Authorities have seized 6.4 tons of drugs in Colombia's Pacific port of Buenaventura, the largest seizure of 2010. Police stated the cocaine is the property of Daniel Barrera, alias "Loco Barrera," and his allies, the group known as the Rastrojos.
The drugs were found in 991 vacuum-packed packages in a container of canvas ready to be exported, bearing at least three different markings: a puma, the Visa credit card symbol and a crescent moon, suggesting it was a pooled shipment from various different traffickers. The shipment was due to be sent to the United States.
General Cesar Augusto Pinzon, head of the Anti-Narcotics Police, told El Espectador newspaper that the drugs were a joint venture between Loco Barrera and the brothers "Comba,' Luis Enrique Calle Serna, alias 'Comba,' and Javier Antonio Calle Serna, alias "El Doctor."

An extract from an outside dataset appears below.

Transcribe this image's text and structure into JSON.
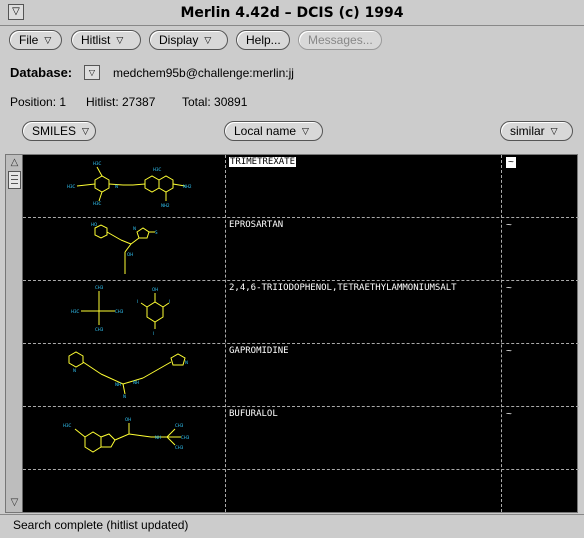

These two organizations are now working together across Colombia and have been linked to the Popular Revolutionary Antiterrorist Army of Colombia (ERPAC), whose leader, Pedro Guerrero Castillo, alias "Cuchillo," died during a police operation over Christmas.
This represents a criminal alliance involving the majority of the big drug trafficking groups in Colombia. The only major group opposed to them is the Urabeños.
The relative harmony in the criminal underworld is compounded by the fact that all the major groups have working relationships with the Marxist rebels of the National Liberation Army (ELN) and the Revolutionary Armed Forces of Colombia (FARC).
The government's recent success against them may have pushed these illegal armies to unite in their interests to protect drug crops and resist the advance of the state.